Todd designs systems that process sewerage or aquaculture runoff using plants, basically ecological microcosms.
Here’s what the kid would do. She’d filter the aquarium water with the hydroponics, her first iteration being a concept demonstration, sacrificing an unfiltered tank as control. Subsequent experiments and research would include sizing, pH buffering, food production (both fish and vegetable), and safety (particularly regarding coliform bacteria). For the right student, this project could continue through college and grad school. Increasingly, human welfare will depend upon economics’ congruence with ecology, and a food-production system which runs one cycle with another's waste is how we’re going to make it.
Sunday we borrowed Tom and Kim’s van for the Uptown market. (That’s their monarda/bee balm and Earth flag.) Barbara opened the Kingfield market, and Jason relieved her. Using the van made it possible for me to have a vehicle loaded and ready when Barbara swung back to help me set up at Uptown. That market opens later, to accommodate its patrons’ somewhat more laid back Sunday mornings. Using a van was luxury. It’s possible to pack everything for a farm stand into a subcompact, but it’s a puzzle. Having all that space made loading quicker as well as physically and mentally easier.
Tuesday, August 4, 2009
I Can't Read Our Permanent Address
I painted this around 1990. I’ve tried to pin the date down by remembering where I got the canvas. It’s a piece of muslin, with a crude print in green and white of an elephant and foliage. You can still see a ghost of the design from behind. It was an employer’s cast-off, but I can’t remember whose, and I changed jobs about the time I painted it.
The picture of the dome-dwellin’ hippies who have just converted a VW Bug into a horse-drawn buggy does a pretty good job of illustrating the quote, taken from the writings of a biologist and inventor named John Todd. When I started painting, I wasn’t thinking of putting words in. I tried a couple of things to fill the foreground around the car. They didn’t work. I’d been researching John Todd a year or so earlier, and lifted an appropriate passage. My sloganeering reminded Barbara and me, both, of a bunch of semi-trailers we used to see in Lamoille, Illinois (just a little north of where US 34 crosses I-80). Some put-upon soul was using them as billboards in his public relations war with the county. There were a couple hundred words of argument, and we’d see them after a few hours of driving and just before we were due at Barbara’s father’s, so we never stopped, and we never learned what the megillah was about.

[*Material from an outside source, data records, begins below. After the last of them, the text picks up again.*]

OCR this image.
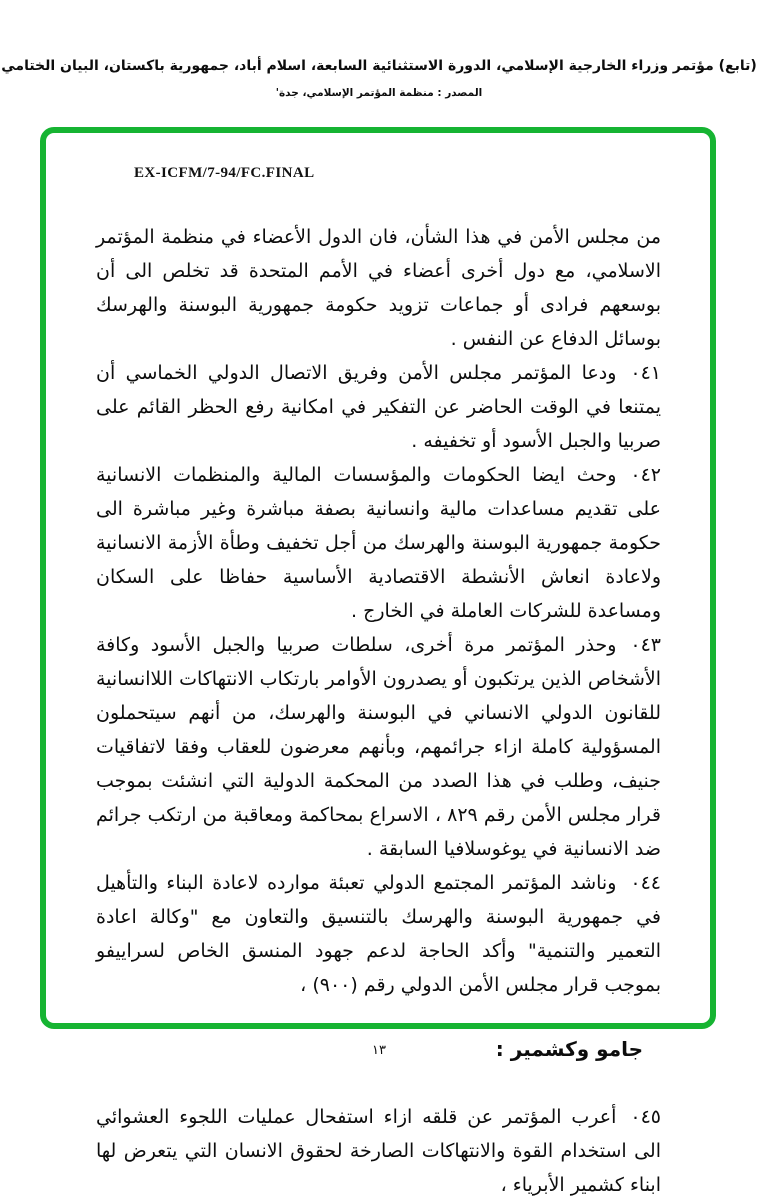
(تابع) مؤتمر وزراء الخارجية الإسلامي، الدورة الاستثنائية السابعة، اسلام أباد، جمهورية باكستان، البيان الختامي
المصدر : منظمة المؤتمر الإسلامي، جدة'
EX-ICFM/7-94/FC.FINAL

من مجلس الأمن في هذا الشأن، فان الدول الأعضاء في منظمة المؤتمر الاسلامي، مع دول أخرى أعضاء في الأمم المتحدة قد تخلص الى أن بوسعهم فرادى أو جماعات تزويد حكومة جمهورية البوسنة والهرسك بوسائل الدفاع عن النفس .

٠٤١ودعا المؤتمر مجلس الأمن وفريق الاتصال الدولي الخماسي أن يمتنعا في الوقت الحاضر عن التفكير في امكانية رفع الحظر القائم على صربيا والجبل الأسود أو تخفيفه .

٠٤٢وحث ايضا الحكومات والمؤسسات المالية والمنظمات الانسانية على تقديم مساعدات مالية وانسانية بصفة مباشرة وغير مباشرة الى حكومة جمهورية البوسنة والهرسك من أجل تخفيف وطأة الأزمة الانسانية ولاعادة انعاش الأنشطة الاقتصادية الأساسية حفاظا على السكان ومساعدة للشركات العاملة في الخارج .

٠٤٣وحذر المؤتمر مرة أخرى، سلطات صربيا والجبل الأسود وكافة الأشخاص الذين يرتكبون أو يصدرون الأوامر بارتكاب الانتهاكات اللاانسانية للقانون الدولي الانساني في البوسنة والهرسك، من أنهم سيتحملون المسؤولية كاملة ازاء جرائمهم، وبأنهم معرضون للعقاب وفقا لاتفاقيات جنيف، وطلب في هذا الصدد من المحكمة الدولية التي انشئت بموجب قرار مجلس الأمن رقم ٨٢٩ ، الاسراع بمحاكمة ومعاقبة من ارتكب جرائم ضد الانسانية في يوغوسلافيا السابقة .

٠٤٤وناشد المؤتمر المجتمع الدولي تعبئة موارده لاعادة البناء والتأهيل في جمهورية البوسنة والهرسك بالتنسيق والتعاون مع "وكالة اعادة التعمير والتنمية" وأكد الحاجة لدعم جهود المنسق الخاص لسراييفو بموجب قرار مجلس الأمن الدولي رقم (٩٠٠) ،

جامو وكشمير :

٠٤٥أعرب المؤتمر عن قلقه ازاء استفحال عمليات اللجوء العشوائي الى استخدام القوة والانتهاكات الصارخة لحقوق الانسان التي يتعرض لها ابناء كشمير الأبرياء ،

١٣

(No responsible horse owners would ever allow that fencepost with the loose bobwire in their pasture. I liked the way it kept my eyes from leaking off the canvas, though, so I left it.)
I entered the painting in a group show, back in April. It was the occasion of a couple of conversations with other, more painterly and less “anecdotal”, artists. The conversation that I remember most, though, was with a friend who dropped in to support me. Mark thought the quote was incomprehensible, and probably thought the reason was ostentatious vocabulary. I’ve tried since then to rewrite it, but I haven’t been able to keep its meaning, and make it more accessible, without making it longer.
Maybe somebody else could take a stab at it.
“Tomorrow is our permanent address. It is the structure or morphology of a system that determines its behavior and subsequently its fate. The coefficients or parameters within a system
determine only rates and relative dominance. This distinction is significant since current attempts to adapt technological society to changing conditions are focused on coefficients which are not fate-determining.”